DARK VISION: Laurell Hamilton’s grim tales garner devoted following

Laurell K. Hamilton (Photo by Richard Nichols)

By COREY STULCE

At her first Archon, author Laurell K. Hamilton had but one short story sold. But nearly 20 years later, she’s a rock star in the world of fantasy books, her last debuting at No. 1 on the New York Times Best Seller list.

Archon is the area’s largest science fiction and fantasy convention, held in the fall in Collinsville, Ill., and this year will be convened Oct. 3– 5. Hamilton is the guest of honor.
“Things may have changed a bit,” she laughed during a recent interview.

Back in her early days as a professional, Hamilton would sometimes sit, pen in hand, waiting for someone, anyone to come by for a signed book. These days she gets recognized in public a lot, she said, but strangely not so much in the bookstores, usually at movie theaters or events like the Renaissance fair.

Hamilton is currently about 300 pages into the 17th Anita Blake: Vampire Hunter novel, a mega-popular crime series that sees her heroine snuff out killer vamps as well as bed them — and werewolves to boot.

The first two novels in the series have been adapted by Marvel Comics, and Hamilton just announced on her Web site that a movie or TV show with Blake could be coming soon.

She and her family still call St. Louis home, and the Gateway to the West provides the setting for the Blake series as well.

Hamilton said she is getting more comfortable at sci-fi and fantasy conventions, and actually enjoyed herself at the recent DragonCon, a gathering of 20,000 or so folks annually over Labor Day weekend in Atlanta.

“If you just go and work at the cons you never get to understand why people go,” she said. “For the first time ever I actually got to go see concerts; I saw the art show and the dealer rooms.”

Hamilton said she was in her 20s before she even knew such conventions existed, where fans of everything from vampires to “Star Trek” to newer series like “Lost” gather and often dress in costume of their favorite genre.
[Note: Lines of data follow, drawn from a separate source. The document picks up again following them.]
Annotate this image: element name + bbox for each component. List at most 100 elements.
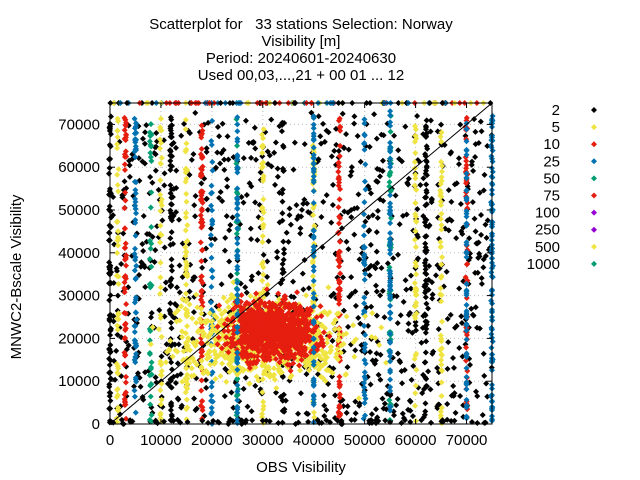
data-point (361, 369, 368, 376)
data-point (264, 273, 271, 280)
data-point (298, 356, 305, 363)
data-point (234, 199, 241, 206)
data-point (208, 137, 215, 144)
data-point (182, 290, 189, 297)
legend-label: 25 (543, 153, 560, 170)
data-point (463, 170, 470, 177)
data-point (211, 236, 218, 243)
data-point (438, 129, 445, 136)
data-point (264, 281, 271, 288)
data-point (157, 222, 164, 229)
data-point (310, 235, 317, 242)
data-point (147, 154, 154, 161)
data-point (234, 291, 241, 298)
data-point (280, 144, 287, 151)
data-point (197, 239, 204, 246)
data-point (208, 410, 215, 417)
data-point (387, 119, 394, 126)
data-point (280, 296, 287, 303)
data-point (421, 359, 428, 366)
data-point (217, 160, 224, 167)
legend-label: 250 (535, 222, 560, 239)
data-point (153, 129, 160, 136)
data-point (458, 228, 465, 235)
data-point (225, 349, 232, 356)
data-point (234, 324, 241, 331)
data-point (178, 402, 185, 409)
data-point (361, 199, 368, 206)
data-point (115, 235, 122, 242)
data-point (240, 385, 247, 392)
data-point (337, 127, 344, 134)
data-point (173, 302, 180, 309)
data-point (158, 367, 165, 374)
data-point (297, 230, 304, 237)
data-point (280, 256, 287, 263)
data-point (407, 309, 414, 316)
data-point (183, 342, 190, 349)
data-point (227, 222, 234, 229)
data-point (106, 381, 113, 388)
data-point (158, 333, 165, 340)
data-point (229, 418, 236, 425)
data-point (279, 217, 286, 224)
data-point (132, 294, 139, 301)
data-point (121, 256, 128, 263)
data-point (136, 271, 143, 278)
data-point (310, 188, 317, 195)
data-point (387, 207, 394, 214)
data-point (115, 228, 122, 235)
data-point (477, 118, 484, 125)
data-point (423, 383, 430, 390)
data-point (219, 120, 226, 127)
data-point (161, 244, 168, 251)
data-point (457, 200, 464, 207)
data-point (397, 312, 404, 319)
data-point (238, 336, 245, 343)
data-point (114, 250, 121, 257)
data-point (248, 277, 255, 284)
data-point (478, 128, 485, 135)
data-point (310, 137, 317, 144)
data-point (240, 155, 247, 162)
data-point (310, 303, 317, 310)
data-point (412, 211, 419, 218)
data-point (114, 331, 121, 338)
data-point (378, 265, 385, 272)
data-point (298, 349, 305, 356)
data-point (275, 366, 282, 373)
data-point (131, 383, 138, 390)
data-point (373, 350, 380, 357)
data-point (259, 150, 266, 157)
data-point (122, 116, 129, 123)
data-point (291, 311, 298, 318)
data-point (405, 406, 412, 413)
data-point (387, 192, 394, 199)
data-point (246, 311, 253, 318)
data-point (168, 215, 175, 222)
y-axis-label: MNWC2-Bscale Visibility (8, 194, 25, 359)
data-point (161, 182, 168, 189)
data-point (234, 169, 241, 176)
data-point (422, 329, 429, 336)
data-point (379, 395, 386, 402)
data-point (322, 360, 329, 367)
data-point (317, 303, 324, 310)
data-point (272, 337, 279, 344)
data-point (367, 349, 374, 356)
data-point (259, 376, 266, 383)
data-point (184, 271, 191, 278)
data-point (295, 410, 302, 417)
data-point (214, 323, 221, 330)
data-point (208, 241, 215, 248)
x-tick-label: 40000 (293, 432, 335, 449)
data-point (420, 175, 427, 182)
data-point (365, 214, 372, 221)
data-point (202, 377, 209, 384)
data-point (303, 352, 310, 359)
legend-marker (591, 209, 597, 216)
data-point (287, 318, 294, 325)
x-tick-label: 10000 (140, 432, 182, 449)
data-point (212, 375, 219, 382)
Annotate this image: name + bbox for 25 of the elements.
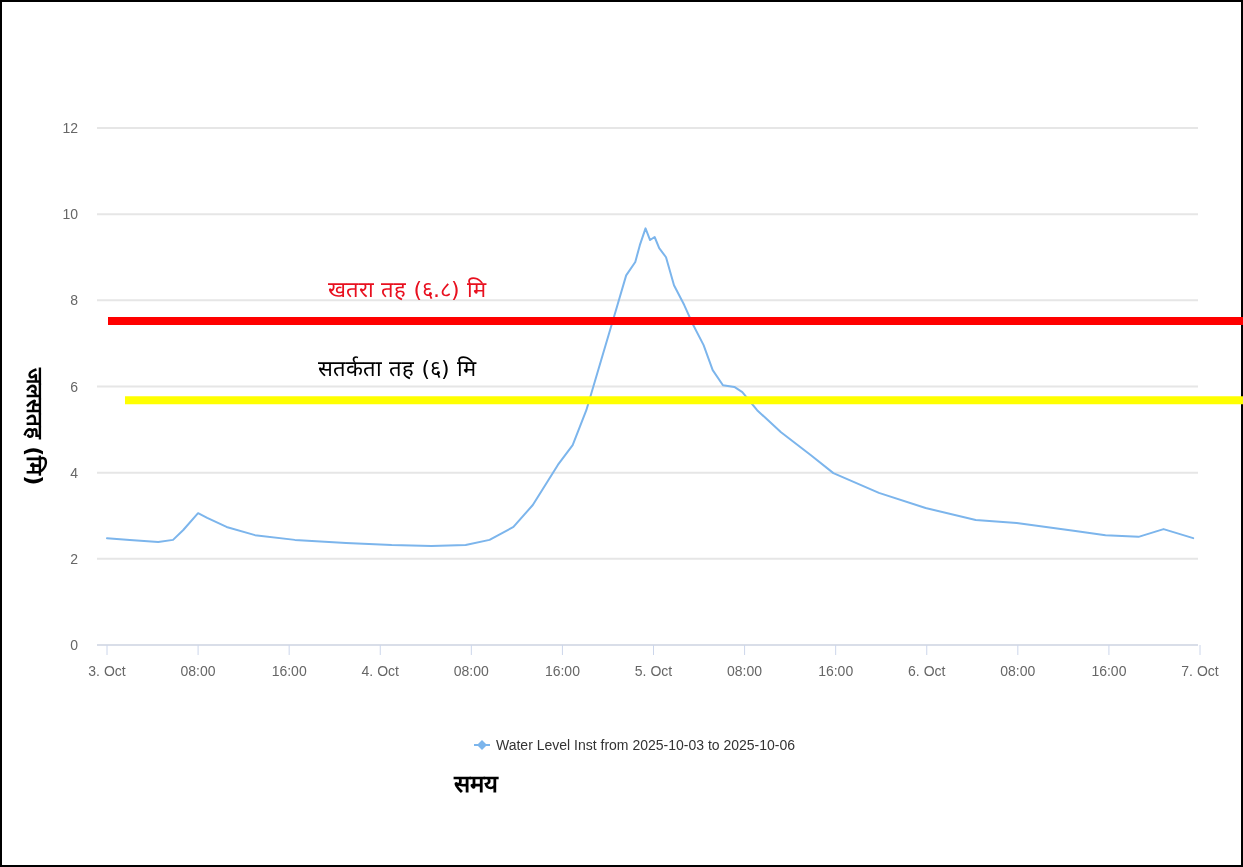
x-tick-label: 7. Oct bbox=[1181, 663, 1219, 679]
ref-line-label: सतर्कता तह (६) मि bbox=[318, 356, 477, 382]
x-tick-label: 08:00 bbox=[180, 663, 216, 679]
x-tick-label: 08:00 bbox=[727, 663, 763, 679]
x-tick-label: 16:00 bbox=[1091, 663, 1127, 679]
x-tick-label: 16:00 bbox=[544, 663, 581, 679]
legend: Water Level Inst from 2025-10-03 to 2025-10-06 bbox=[473, 737, 796, 753]
y-tick-label: 2 bbox=[70, 550, 79, 567]
x-tick-label: 08:00 bbox=[1000, 663, 1036, 679]
x-tick-label: 5. Oct bbox=[634, 663, 673, 679]
y-tick-label: 0 bbox=[70, 637, 79, 653]
y-tick-label: 12 bbox=[62, 120, 79, 136]
ref-line-label: खतरा तह (६.८) मि bbox=[328, 277, 487, 303]
x-axis-title: समय bbox=[453, 770, 499, 798]
x-tick-label: 6. Oct bbox=[908, 663, 946, 679]
y-tick-label: 8 bbox=[70, 292, 79, 309]
y-tick-label: 10 bbox=[62, 206, 79, 223]
y-axis-title: जलसतह (मि) bbox=[22, 366, 48, 486]
y-tick-label: 4 bbox=[70, 464, 79, 481]
x-tick-label: 3. Oct bbox=[88, 663, 126, 679]
x-tick-label: 08:00 bbox=[453, 663, 490, 679]
x-tick-label: 16:00 bbox=[818, 663, 854, 679]
x-tick-label: 4. Oct bbox=[361, 663, 400, 679]
y-tick-label: 6 bbox=[70, 378, 79, 395]
x-tick-label: 16:00 bbox=[271, 663, 307, 679]
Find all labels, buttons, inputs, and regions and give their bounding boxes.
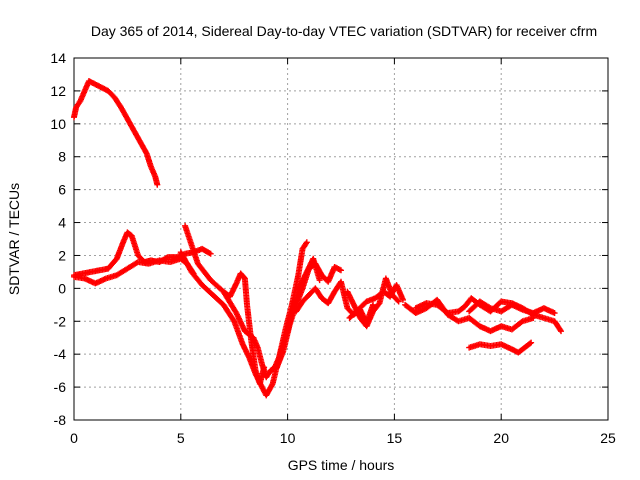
x-axis-label: GPS time / hours: [288, 457, 395, 473]
data-point: [303, 239, 310, 246]
series-arc-early-drop: [220, 270, 268, 387]
series-arc-recovery: [273, 260, 344, 371]
x-axis: 0 5 10 15 20 25: [70, 58, 616, 446]
data-point: [395, 298, 402, 305]
y-tick-label: 2: [58, 247, 66, 263]
data-point: [142, 149, 149, 156]
series-arc-early-high: [71, 78, 161, 188]
data-point: [207, 250, 214, 257]
series-arc-evening-3: [466, 298, 558, 317]
data-point: [370, 301, 377, 308]
series-arc-afternoon-1: [344, 275, 402, 330]
data-points: [71, 78, 565, 399]
x-tick-label: 20: [493, 430, 509, 446]
y-tick-label: 4: [58, 215, 66, 231]
y-tick-label: 6: [58, 182, 66, 198]
y-tick-label: 8: [58, 149, 66, 165]
data-point: [551, 310, 558, 317]
x-tick-label: 5: [177, 430, 185, 446]
y-axis-label: SDTVAR / TECUs: [6, 183, 22, 295]
y-axis: -8 -6 -4 -2 0 2 4 6 8 10 12 14: [50, 50, 608, 428]
data-point: [206, 250, 213, 257]
data-point: [268, 382, 275, 389]
data-point: [528, 339, 535, 346]
chart-title: Day 365 of 2014, Sidereal Day-to-day VTE…: [91, 23, 597, 39]
data-point: [316, 277, 323, 284]
x-tick-label: 0: [70, 430, 78, 446]
plot-frame: [73, 57, 609, 421]
data-point: [261, 364, 268, 371]
data-point: [399, 296, 406, 303]
series-arc-low-start: [71, 229, 214, 279]
y-tick-label: 12: [50, 83, 66, 99]
data-point: [527, 340, 534, 347]
y-tick-label: -2: [54, 313, 67, 329]
series-arc-afternoon-2: [346, 282, 406, 321]
y-tick-label: -8: [54, 412, 67, 428]
grid: [74, 58, 608, 420]
data-point: [394, 297, 401, 304]
data-point: [154, 181, 161, 188]
y-tick-label: 14: [50, 50, 66, 66]
x-tick-label: 15: [387, 430, 403, 446]
x-tick-label: 25: [600, 430, 616, 446]
y-tick-label: 10: [50, 116, 66, 132]
y-tick-label: 0: [58, 280, 66, 296]
y-tick-label: -4: [54, 346, 67, 362]
data-point: [338, 267, 344, 274]
data-point: [557, 326, 564, 333]
data-point: [558, 328, 565, 335]
series-arc-late-low: [466, 339, 535, 356]
x-tick-label: 10: [280, 430, 296, 446]
y-tick-label: -6: [54, 379, 67, 395]
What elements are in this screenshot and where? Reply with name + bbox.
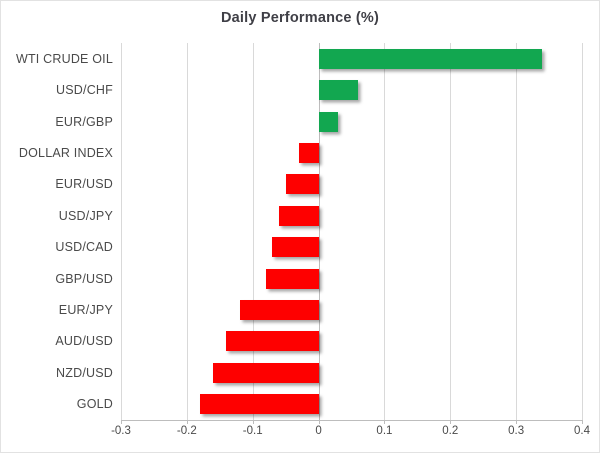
bar-usd-chf [318, 80, 359, 101]
gridline [384, 43, 386, 420]
gridline [516, 43, 518, 420]
value-axis: -0.3 -0.2 -0.1 0 0.1 0.2 0.3 0.4 [111, 425, 590, 443]
category-label: USD/CAD [55, 240, 113, 255]
category-label: GOLD [76, 397, 113, 412]
x-axis-line [121, 420, 582, 421]
category-label: AUD/USD [55, 334, 113, 349]
gridline [582, 43, 583, 420]
x-tick-mark [516, 420, 518, 424]
category-label: USD/JPY [58, 208, 113, 223]
x-tick-label: 0.2 [442, 425, 459, 437]
gridline [252, 43, 254, 420]
bar-usd-jpy [279, 205, 319, 226]
x-tick-label: -0.3 [111, 425, 131, 437]
x-tick-label: 0.4 [574, 425, 590, 437]
x-tick-label: -0.1 [242, 425, 263, 437]
x-tick-mark [186, 420, 188, 424]
category-label: USD/CHF [56, 83, 113, 98]
x-tick-mark [252, 420, 254, 424]
x-tick-label: 0.1 [376, 425, 393, 437]
gridline [121, 43, 122, 420]
x-tick-label: 0.3 [508, 425, 525, 437]
category-label: GBP/USD [55, 271, 113, 286]
x-tick-mark [450, 420, 452, 424]
plot-area [121, 43, 583, 424]
bar-eur-gbp [318, 111, 339, 132]
category-label: EUR/GBP [55, 114, 113, 129]
x-tick-mark [318, 420, 320, 424]
chart-title: Daily Performance (%) [220, 10, 380, 26]
gridline [450, 43, 452, 420]
category-label: EUR/JPY [58, 303, 113, 318]
x-tick-mark [121, 420, 122, 424]
category-label: NZD/USD [56, 365, 113, 380]
bar-wti-crude-oil [318, 48, 543, 69]
x-tick-mark [384, 420, 386, 424]
bar-eur-usd [285, 174, 319, 195]
x-tick-label: 0 [315, 425, 322, 437]
gridline [186, 43, 188, 420]
category-axis: WTI CRUDE OIL USD/CHF EUR/GBP DOLLAR INDEX E… [1, 43, 113, 420]
bar-nzd-usd [213, 362, 319, 383]
category-label: DOLLAR INDEX [18, 145, 113, 160]
category-label: WTI CRUDE OIL [15, 51, 113, 66]
x-tick-label: -0.2 [176, 425, 197, 437]
bar-gbp-usd [265, 268, 319, 289]
category-label: EUR/USD [55, 177, 113, 192]
bar-usd-cad [272, 237, 319, 258]
x-tick-mark [582, 420, 583, 424]
bar-gold [200, 394, 319, 415]
bar-dollar-index [298, 142, 319, 163]
zero-gridline [318, 43, 320, 420]
bar-aud-usd [226, 331, 319, 352]
bar-eur-jpy [239, 300, 319, 321]
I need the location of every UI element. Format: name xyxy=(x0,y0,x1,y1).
“When you talk to people, you find out some of the most outrageous (costumed people), their day jobs are very detail-oriented. This is their chance to blow off some steam. You begin to get it,” she said.

Blowing off steam for some is coming dressed in very little clothing — perhaps just a set of glittering fairy wings and a thong — and expecting to be asked by several sweaty gentlemen to pose for photos. Hamilton found it humorous that she was asked to pose for pics donned in her Tee and jeans.

“A couple of the young ladies, your gynecologist should be the only one seeing that,” she laughed.

She said that 99 percent of her fans are wonderful, and she’s getting more comfortable with the fact that they want to share with her their experiences and love for Hamilton and her books.

“I think because it’s a continuing series and they have so much invested in it because of so many books,” she said of their devotion. “It feels very personal to them. My imaginary friends have become their imaginary friends.”

Hamilton told this reporter about a decade ago that Blake’s personality was quite similar to her own, though Hamilton cursed less. And it is because she has allowed her characters to grow and change that she has not become bored with the world she created, and plans to continue the series indefinitely.

“I gave myself enough toys to play with,” she said. “My imaginary friends, they constantly surprise me.”

Blake has not aged the same as Hamilton, and the author is curious what will happen with her character’s personality once she hits age 30. She said what she has really gained by introducing her world of a magical St. Louis is the people she has met that would likely have not entered her life if she was not writing about horrific crimes and fornicating beast people.

“I met my husband because he came to a science fiction convention and stood in line. He and my assistant are two of the four people who came to my signing when no one cared,” Hamilton said.